Battle lines were drawn in the opening chapters of Genesis, even before our first parents’ exile from Eden. “And I will put enmity between you and the woman, and between your seed and her Seed; He shall bruise your head, and you shall bruise His heel” (Gen. 3:15). The offspring of the woman would come to bring victory and deliverance.
Many centuries later, in the fullness of time, we read of the arrival of that promised Deliverer, with mission in hand. “For this purpose the Son of God was manifested, that He might destroy the works of the devil” (1 John 3:8).
The writer of Hebrews lends his voice to the announcement. In the first chapter of his pastoral treatise, the writer clarifies the identity of the Deliverer as the only begotten Son worthy of worship and eternal with the Father. Then turning to His incarnation as Man on messianic mission, the writer explains: “Inasmuch then as the children have partaken of flesh and blood, He Himself likewise shared in the same, that through death He might destroy him who had the power of death, that is, the devil” (Heb. 2:14).
Christ’s first encounter with the devil was at His birth. In the book of Revelation, John sees a horrific dragon, that great serpent and deceiver of the whole world (Rev. 12:9; 1 John 5:19) and the accuser of the brethren (Rev. 12:10). In fearsome power, “the dragon stood before the woman who was ready to give birth, to devour her Child as soon as it was born” (Rev. 12:4).
At the start of His public ministry following His baptism at the Jordan River, Jesus, freshly anointed by the Spirit, is led by the Spirit into the wilderness to be tempted by the devil (Matt. 4:1-11). Like the first Adam, Jesus as representative faced off against the enemy.
Just as Satan in the Garden appealed to human desire so he did with Jesus who had gone forty days and forty nights without food. Just as he did in the Garden, Satan sought to lead the second Man to test God. Just as the devil quoted God’s word in the Garden, so he twisted God’s word to find leverage with the last Adam. In each instance, Jesus rebuffed the devil with the sword of the Spirit from the book of Deuteronomy.

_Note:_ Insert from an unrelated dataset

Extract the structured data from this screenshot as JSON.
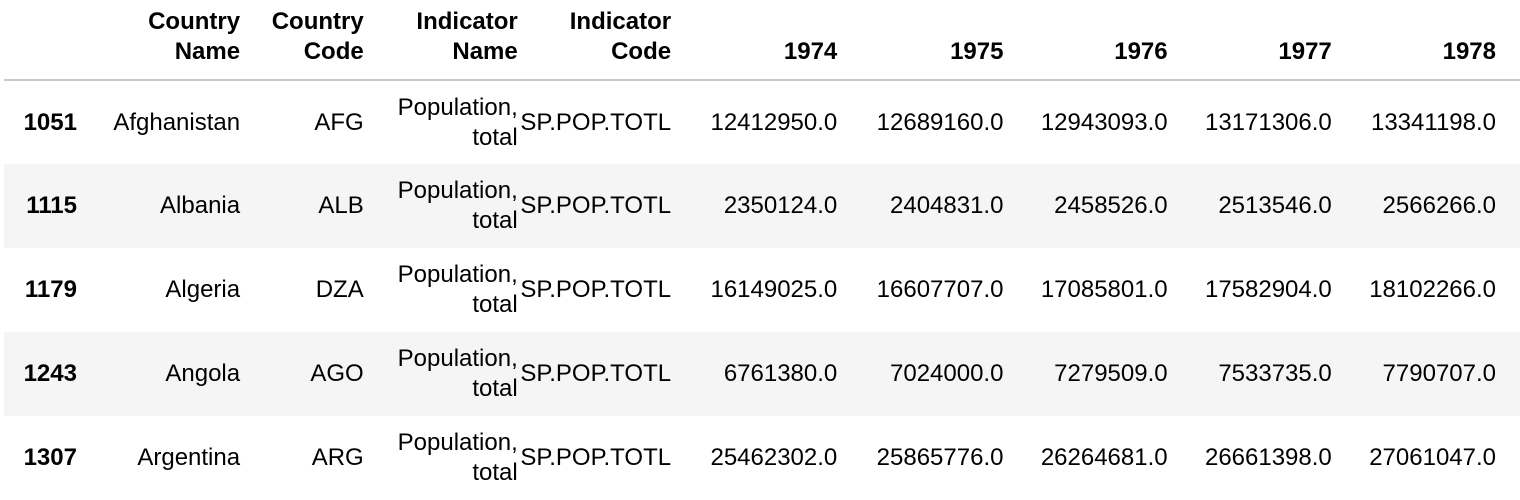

And now at the climax of His earthly mission, His hour having arrived, what Luke calls “the power of darkness” (Luke 22:53), Jesus gathers with His disciples in an upper room. John frames the gathering in these terms: “And supper being ended, the devil having already put it into the heart of Judas Iscariot, Simon’s son, to betray Him” (John 13:2). Judas, having given himself over to the cause of darkness, will later become an instrument for the devil himself (John 13:27).
Christ’s solitary battle would not be for His victory alone. It would be for ours, the sheep given Him from the foundation of the world, wrested from sin’s bondage for life eternal.
How is Jesus a deliverer in a way that you could never be?